A large number of Islamic Banks are funded by overseas investment from Muslim countries. So the question remains as to whether Brexit will make the UK market less attractive to them and encourage their relocation to the EU or elsewhere? This largely depends the extent to which their investment in their UK operations has been so that they can be used as a springboard for investment into the EU. In this case, the potential loss of bank passporting rights and the related ability to freely invest in the wider EU would clearly give rise to concern. However, whilst there is certainly some evidence of this, the significant majority of Islamic Banks have looked to establish in the UK for its own investment opportunities (notably in the real estate and corporate sectors) rather than as a route into the EU. So, for these Islamic Banks at least, Brexit would seem to be of limited effect.

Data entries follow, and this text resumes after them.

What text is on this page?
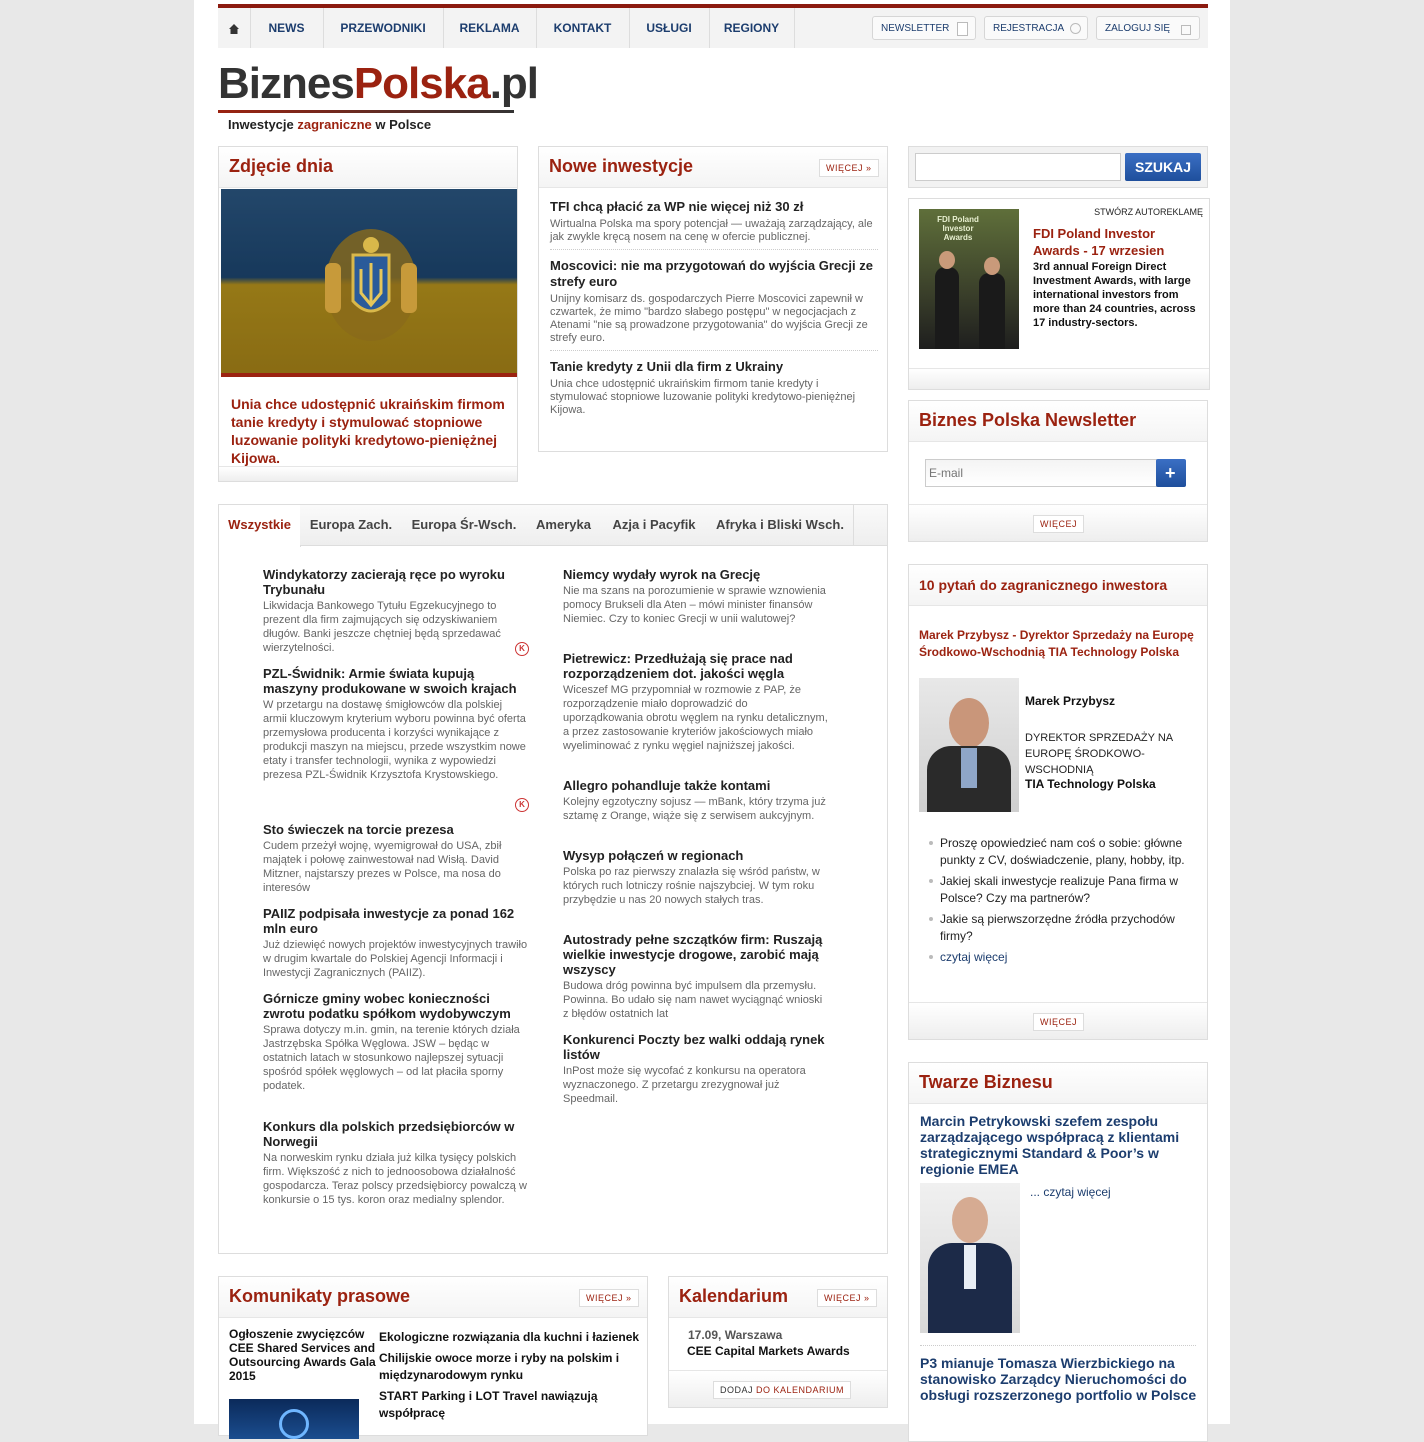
NEWS	PRZEWODNIKI	REKLAMA	KONTAKT	USŁUGI	REGIONY	NEWSLETTER	REJESTRACJA	ZALOGUJ SIĘ
BiznesPolska.pl
Inwestycje zagraniczne w Polsce
Zdjęcie dnia
Unia chce udostępnić ukraińskim firmom tanie kredyty i stymulować stopniowe luzowanie polityki kredytowo-pieniężnej Kijowa.
Nowe inwestycje	WIĘCEJ »
TFI chcą płacić za WP nie więcej niż 30 zł
Wirtualna Polska ma spory potencjał — uważają zarządzający, ale jak zwykle kręcą nosem na cenę w ofercie publicznej.
Moscovici: nie ma przygotowań do wyjścia Grecji ze strefy euro
Unijny komisarz ds. gospodarczych Pierre Moscovici zapewnił w czwartek, że mimo "bardzo słabego postępu" w negocjacjach z Atenami "nie są prowadzone przygotowania" do wyjścia Grecji ze strefy euro.
Tanie kredyty z Unii dla firm z Ukrainy
Unia chce udostępnić ukraińskim firmom tanie kredyty i stymulować stopniowe luzowanie polityki kredytowo-pieniężnej Kijowa.
SZUKAJ
STWÓRZ AUTOREKLAMĘ
FDI Poland Investor Awards	FDI Poland Investor Awards - 17 wrzesien
3rd annual Foreign Direct Investment Awards, with large international investors from more than 24 countries, across 17 industry-sectors.
Biznes Polska Newsletter
E-mail
+
WIĘCEJ
Wszystkie	Europa Zach.	Europa Śr-Wsch.	Ameryka	Azja i Pacyfik	Afryka i Bliski Wsch.
Windykatorzy zacierają ręce po wyroku Trybunału
Likwidacja Bankowego Tytułu Egzekucyjnego to prezent dla firm zajmujących się odzyskiwaniem długów. Banki jeszcze chętniej będą sprzedawać wierzytelności.	K
PZL-Świdnik: Armie świata kupują maszyny produkowane w swoich krajach
W przetargu na dostawę śmigłowców dla polskiej armii kluczowym kryterium wyboru powinna być oferta przemysłowa producenta i korzyści wynikające z produkcji maszyn na miejscu, przede wszystkim nowe etaty i transfer technologii, wynika z wypowiedzi prezesa PZL-Świdnik Krzysztofa Krystowskiego.
K
Sto świeczek na torcie prezesa
Cudem przeżył wojnę, wyemigrował do USA, zbił majątek i połowę zainwestował nad Wisłą. David Mitzner, najstarszy prezes w Polsce, ma nosa do interesów
PAIIZ podpisała inwestycje za ponad 162 mln euro
Już dziewięć nowych projektów inwestycyjnych trawiło w drugim kwartale do Polskiej Agencji Informacji i Inwestycji Zagranicznych (PAIIZ).
Górnicze gminy wobec konieczności zwrotu podatku spółkom wydobywczym
Sprawa dotyczy m.in. gmin, na terenie których działa Jastrzębska Spółka Węglowa. JSW – będąc w ostatnich latach w stosunkowo najlepszej sytuacji spośród spółek węglowych – od lat płaciła sporny podatek.
Konkurs dla polskich przedsiębiorców w Norwegii
Na norweskim rynku działa już kilka tysięcy polskich firm. Większość z nich to jednoosobowa działalność gospodarcza. Teraz polscy przedsiębiorcy powalczą w konkursie o 15 tys. koron oraz medialny splendor.
Niemcy wydały wyrok na Grecję
Nie ma szans na porozumienie w sprawie wznowienia pomocy Brukseli dla Aten – mówi minister finansów Niemiec. Czy to koniec Grecji w unii walutowej?
Pietrewicz: Przedłużają się prace nad rozporządzeniem dot. jakości węgla
Wiceszef MG przypomniał w rozmowie z PAP, że rozporządzenie miało doprowadzić do uporządkowania obrotu węglem na rynku detalicznym, a przez zastosowanie kryteriów jakościowych miało wyeliminować z rynku węgiel najniższej jakości.
Allegro pohandluje także kontami
Kolejny egzotyczny sojusz — mBank, który trzyma już sztamę z Orange, wiąże się z serwisem aukcyjnym.
Wysyp połączeń w regionach
Polska po raz pierwszy znalazła się wśród państw, w których ruch lotniczy rośnie najszybciej. W tym roku przybędzie u nas 20 nowych stałych tras.
Autostrady pełne szczątków firm: Ruszają wielkie inwestycje drogowe, zarobić mają wszyscy
Budowa dróg powinna być impulsem dla przemysłu. Powinna. Bo udało się nam nawet wyciągnąć wnioski z błędów ostatnich lat
Konkurenci Poczty bez walki oddają rynek listów
InPost może się wycofać z konkursu na operatora wyznaczonego. Z przetargu zrezygnował już Speedmail.
10 pytań do zagranicznego inwestora
Marek Przybysz - Dyrektor Sprzedaży na Europę Środkowo-Wschodnią TIA Technology Polska
Marek Przybysz
DYREKTOR SPRZEDAŻY NA EUROPĘ ŚRODKOWO-WSCHODNIĄ
TIA Technology Polska
Proszę opowiedzieć nam coś o sobie: główne punkty z CV, doświadczenie, plany, hobby, itp.
Jakiej skali inwestycje realizuje Pana firma w Polsce? Czy ma partnerów?
Jakie są pierwszorzędne źródła przychodów firmy?
czytaj więcej
WIĘCEJ
Twarze Biznesu
Marcin Petrykowski szefem zespołu zarządzającego współpracą z klientami strategicznymi Standard & Poor’s w regionie EMEA
... czytaj więcej
P3 mianuje Tomasza Wierzbickiego na stanowisko Zarządcy Nieruchomości do obsługi rozszerzonego portfolio w Polsce
Komunikaty prasowe	WIĘCEJ »
Ogłoszenie zwycięzców CEE Shared Services and Outsourcing Awards Gala 2015
Ekologiczne rozwiązania dla kuchni i łazienek
Chilijskie owoce morze i ryby na polskim i międzynarodowym rynku
START Parking i LOT Travel nawiązują współpracę
Kalendarium	WIĘCEJ »
17.09, Warszawa
CEE Capital Markets Awards
DODAJ DO KALENDARIUM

Certain key underlying factors in the Islamic Banks decision to invest in the UK also remain unchanged. The UK Government continues to operate a taxation regime that is arguably more friendly to Islamic investors than its competitors including France or Germany. The reputation of the English courts and English law also remains a key advantage of operating here, and the UK Government is likely to be increasingly mindful of the need to incentivise additional overseas investment in the post Brexit world. There is also no assurance of the wider knock on effect that Brexit will have on the EU. France seems to have escaped the contagion, but German elections in the autumn could once again throw the EU into turmoil making it an unattractive place to invest.

However, what is likely to be more impactful on the decisions of Islamic Banks to invest in the UK, is the impact that Brexit may have on the direct investment opportunities in the real estate and corporate sectors. If Brexit causes a hiatus or even a decline in economic growth then those opportunities will naturally decrease, at least in the short term. And what currently is perhaps of greater negative impact than Brexit, is the disproportionate costs of regulatory compliance on small banks generally. Lacking the economies of scale of larger clearing banks, these costs can weigh heavily on a small Islamic Banks expense sheet.

Conclusion

On the face of it, prospect of Brexit appears to be having only a limited effect on the Islamic Finance market in the UK. However, predators lie in wait for the complacent. Luxembourg is now home to over 100 Islamic funds with Ireland now hosting around half that number. The UK Government are not the only Government to realise the huge potential of the Islamic sector.

Further taxation and regulatory restrictions that may negatively impact on Islamic compliant investment in the UK would clearly be undesirable. The UK Government needs to maintain its focus on Islamic Finance as we approach Brexit and, even more importantly, thereafter. After all, despite all this talk of Brexit, the real crunch will only come when Brexit actually occurs.